For k > 1, the second term will always be negative so the ETFs return will
always be less than the leveraged compound return of the underlying index.

Whether the leveraged ETF return will be more or less than the underlying
index return depends on whether

c > (k – 1) 0.5 v^2 <=> m – 0.5 v^2 > (k – 1) 0.5 v^2 <=> m > k 0.5 v^2 <=> m
/ (0.5 v^2) > k.

In other words, the leverage k has to be kept less than the m / (0.5 v^2)
which is the well known Kelly Criterion.

------
tveita
I don't know if this is a recent phenomenon or if I just haven't known where
to look before, but after the stock fall I'm seeing links to remarkably
unsophisticated "investors communities" of a kind I'd only seen for
cryptocurrencies before.

The description of these XIV derivatives just screams "run" to me, they're
pretty much guaranteed to eventually drop to 0 if you hold them long term.
Maybe they have some sort of hedging purpose in n-dimensional financial chess,
but there's no way they should have been part of someone's personal portfolio.
And yet I've heard multiple tales of people trading them, even on margin!

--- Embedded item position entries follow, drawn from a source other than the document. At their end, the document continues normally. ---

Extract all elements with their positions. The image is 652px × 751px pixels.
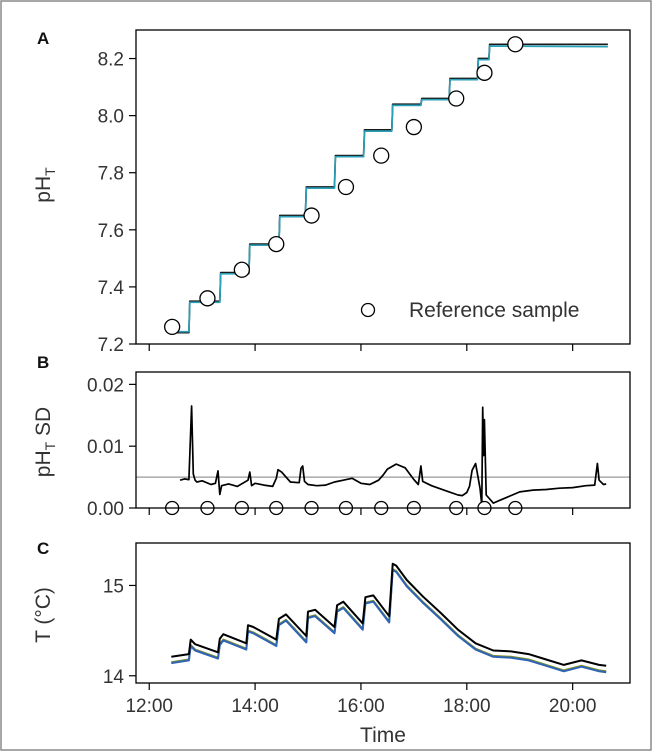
reference-sample-point [476, 64, 493, 81]
x-tick-label: 12:00 [125, 696, 173, 717]
series-line-1 [179, 405, 607, 506]
y-tick-label: 15 [103, 576, 124, 597]
panel-a-series [171, 43, 608, 334]
reference-sample-point [164, 318, 181, 336]
reference-sample-point [268, 235, 285, 253]
y-tick-label: 7.6 [98, 221, 124, 242]
series-line-1 [171, 43, 608, 334]
panel-c-ylabel: T (°C) [32, 587, 55, 643]
panel-b-ylabel: pHT SD [32, 407, 58, 477]
panel-c-x-ticks: 12:00 14:00 16:00 18:00 20:00 [125, 683, 596, 717]
panel-b-frame [135, 371, 631, 509]
series-line-2 [171, 569, 607, 674]
y-tick-label: 7.8 [98, 164, 124, 185]
x-tick-label: 14:00 [231, 696, 279, 717]
panel-b: B pHT SD 0.00 0.01 0.02 [32, 353, 631, 520]
panel-a-reference-samples [164, 36, 524, 336]
panel-c-xlabel: Time [360, 724, 406, 747]
y-tick-label: 7.4 [98, 278, 125, 299]
panel-b-y-ticks: 0.00 0.01 0.02 [87, 375, 136, 520]
y-tick-label: 0.02 [87, 375, 124, 396]
panel-a-frame [135, 29, 631, 345]
y-tick-label: 14 [103, 667, 125, 688]
reference-sample-point [405, 118, 423, 136]
y-tick-label: 0.00 [87, 499, 124, 520]
panel-b-x-ticks [148, 508, 574, 515]
series-line-3 [171, 562, 607, 667]
legend-reference-label: Reference sample [409, 299, 579, 322]
panel-a-ylabel: pHT [32, 167, 58, 203]
y-tick-label: 8.0 [98, 107, 124, 128]
reference-sample-point [303, 207, 320, 224]
reference-sample-point [373, 147, 390, 164]
reference-sample-point [337, 178, 355, 196]
reference-sample-point [199, 290, 216, 307]
panel-b-letter: B [37, 353, 49, 372]
panel-a-y-ticks: 7.2 7.4 7.6 7.8 8.0 8.2 [98, 50, 136, 356]
panel-c-letter: C [37, 539, 49, 558]
series-line-2 [171, 45, 608, 333]
x-tick-label: 18:00 [443, 696, 491, 717]
reference-sample-point [507, 36, 524, 53]
x-tick-label: 16:00 [337, 696, 385, 717]
panel-c-series [171, 562, 607, 674]
panel-c-frame [135, 542, 631, 684]
legend-reference-marker [360, 302, 376, 318]
panel-a-letter: A [37, 29, 49, 48]
reference-sample-point [448, 90, 465, 107]
y-tick-label: 8.2 [98, 50, 124, 71]
panel-c-y-ticks: 14 15 [103, 576, 136, 688]
panel-b-series [179, 405, 607, 506]
panel-a: A pHT 7.2 7.4 7.6 7.8 8.0 8.2 Reference sampl… [32, 29, 631, 356]
x-tick-label: 20:00 [549, 696, 597, 717]
y-tick-label: 0.01 [87, 437, 124, 458]
y-tick-label: 7.2 [98, 335, 124, 356]
reference-sample-point [233, 261, 251, 278]
panel-a-legend: Reference sample [360, 299, 579, 322]
panel-a-x-ticks [148, 344, 574, 351]
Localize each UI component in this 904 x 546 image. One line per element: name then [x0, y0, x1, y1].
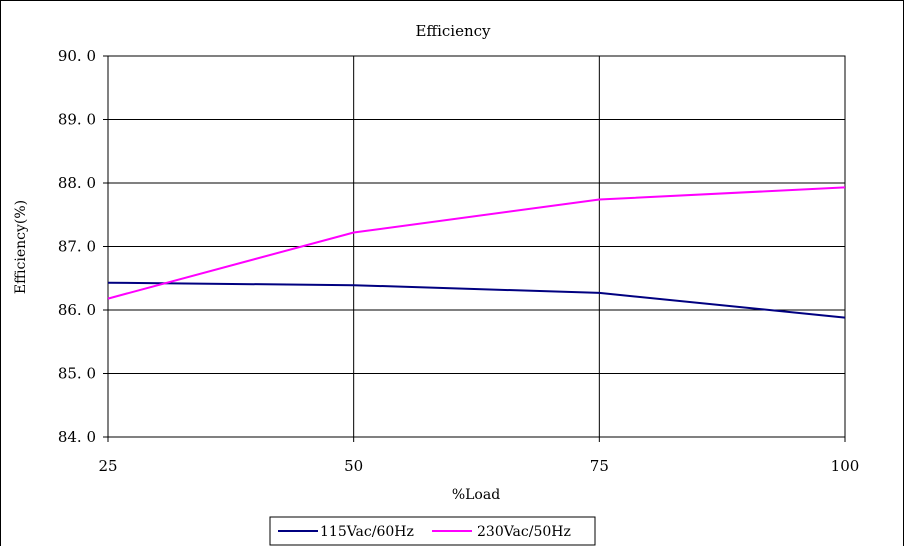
x-axis-ticks: 25 50 75 100: [98, 437, 859, 475]
y-axis-label: Efficiency(%): [13, 200, 29, 294]
x-axis-label: %Load: [452, 487, 500, 503]
x-tick-label: 100: [831, 457, 860, 475]
y-tick-label: 85. 0: [58, 365, 96, 383]
x-tick-label: 25: [98, 457, 117, 475]
y-axis-ticks: 84. 0 85. 0 86. 0 87. 0 88. 0 89. 0 90. 0: [58, 47, 108, 446]
chart-title: Efficiency: [415, 22, 491, 40]
y-tick-label: 90. 0: [58, 47, 96, 65]
y-tick-label: 88. 0: [58, 174, 96, 192]
legend: 115Vac/60Hz 230Vac/50Hz: [269, 516, 596, 546]
y-tick-label: 87. 0: [58, 238, 96, 256]
x-tick-label: 75: [590, 457, 609, 475]
y-tick-label: 84. 0: [58, 428, 96, 446]
grid-lines: [108, 56, 845, 437]
y-tick-label: 86. 0: [58, 301, 96, 319]
series-line-2: [107, 186, 846, 300]
x-tick-label: 50: [344, 457, 363, 475]
legend-label-2: 230Vac/50Hz: [477, 524, 571, 540]
y-tick-label: 89. 0: [58, 111, 96, 129]
legend-label-1: 115Vac/60Hz: [320, 524, 414, 540]
series-lines: [107, 186, 846, 319]
series-line-1: [107, 281, 846, 319]
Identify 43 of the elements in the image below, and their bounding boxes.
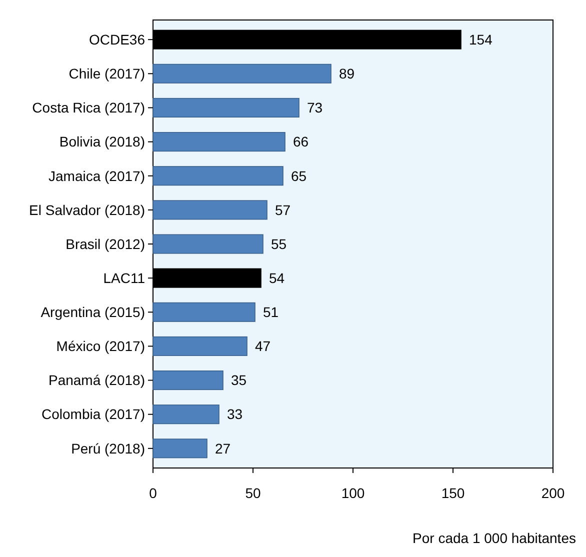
data-label: 51 xyxy=(263,304,279,320)
x-tick-label: 100 xyxy=(341,485,365,501)
data-label: 47 xyxy=(255,338,271,354)
y-tick-label: Argentina (2015) xyxy=(40,304,145,320)
x-tick-label: 0 xyxy=(149,485,158,501)
x-axis-title: Por cada 1 000 habitantes xyxy=(412,530,576,546)
x-tick-label: 200 xyxy=(541,485,565,501)
data-label: 27 xyxy=(215,440,231,456)
y-tick-label: Colombia (2017) xyxy=(42,406,145,422)
x-tick-label: 150 xyxy=(441,485,465,501)
bar xyxy=(152,336,248,356)
y-tick-label: Brasil (2012) xyxy=(66,236,145,252)
data-label: 54 xyxy=(269,270,285,286)
data-label: 55 xyxy=(271,236,287,252)
bar xyxy=(152,438,208,458)
bar xyxy=(152,132,286,152)
y-tick-label: El Salvador (2018) xyxy=(29,202,145,218)
data-label: 57 xyxy=(275,202,291,218)
bar xyxy=(152,234,264,254)
bar xyxy=(152,64,332,84)
data-label: 35 xyxy=(231,372,247,388)
bar xyxy=(152,404,220,424)
y-tick-label: México (2017) xyxy=(56,338,145,354)
y-tick-label: Jamaica (2017) xyxy=(48,168,145,184)
y-tick-label: Perú (2018) xyxy=(71,440,145,456)
bar xyxy=(152,166,284,186)
data-label: 154 xyxy=(469,31,493,48)
bar xyxy=(152,302,256,322)
bar xyxy=(152,200,268,220)
y-tick-label: Chile (2017) xyxy=(68,66,145,82)
data-label: 66 xyxy=(293,134,309,150)
y-tick-label: Panamá (2018) xyxy=(48,372,145,388)
x-tick-label: 50 xyxy=(245,485,261,501)
y-tick-label: Costa Rica (2017) xyxy=(32,100,145,116)
y-tick-label: LAC11 xyxy=(103,270,146,286)
bar xyxy=(152,98,300,118)
bar xyxy=(152,370,224,390)
data-label: 65 xyxy=(291,168,307,184)
y-tick-label: Bolivia (2018) xyxy=(59,134,145,150)
data-label: 89 xyxy=(339,66,355,82)
data-label: 33 xyxy=(227,406,243,422)
data-label: 73 xyxy=(307,100,323,116)
y-tick-label: OCDE36 xyxy=(88,31,146,48)
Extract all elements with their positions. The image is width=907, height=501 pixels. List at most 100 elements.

I'm reservedly optimistic about trading platforms like Robinhood, but maybe in
the end they'll turn out to be just another way to funnel dumb money into a
bubble.

------
joezydeco
XIV is dead.

[https://www.marketwatch.com/story/credit-suisse-announces-
pl...](https://www.marketwatch.com/story/credit-suisse-announces-plan-to-
liquidate-xiv-inverse-volatility-etn-2018-02-06)

------
hcknwscommenter
I just don't get it. Broken? The darn thing has done almost exactly what it
was designed to do. VIX futures went up after hours, way up, and XIV went way
down. That is how an inverse VIX futures product is supposed to work. I would
buy some right now if they hadn't announced liquidation.

People are acting like the ability of a product to go to zero, or close to it,
should be a deal breaker, i.e., that such products should not exist. That is
crazy. Individual common stocks go to zero (bankruptcy) all the time.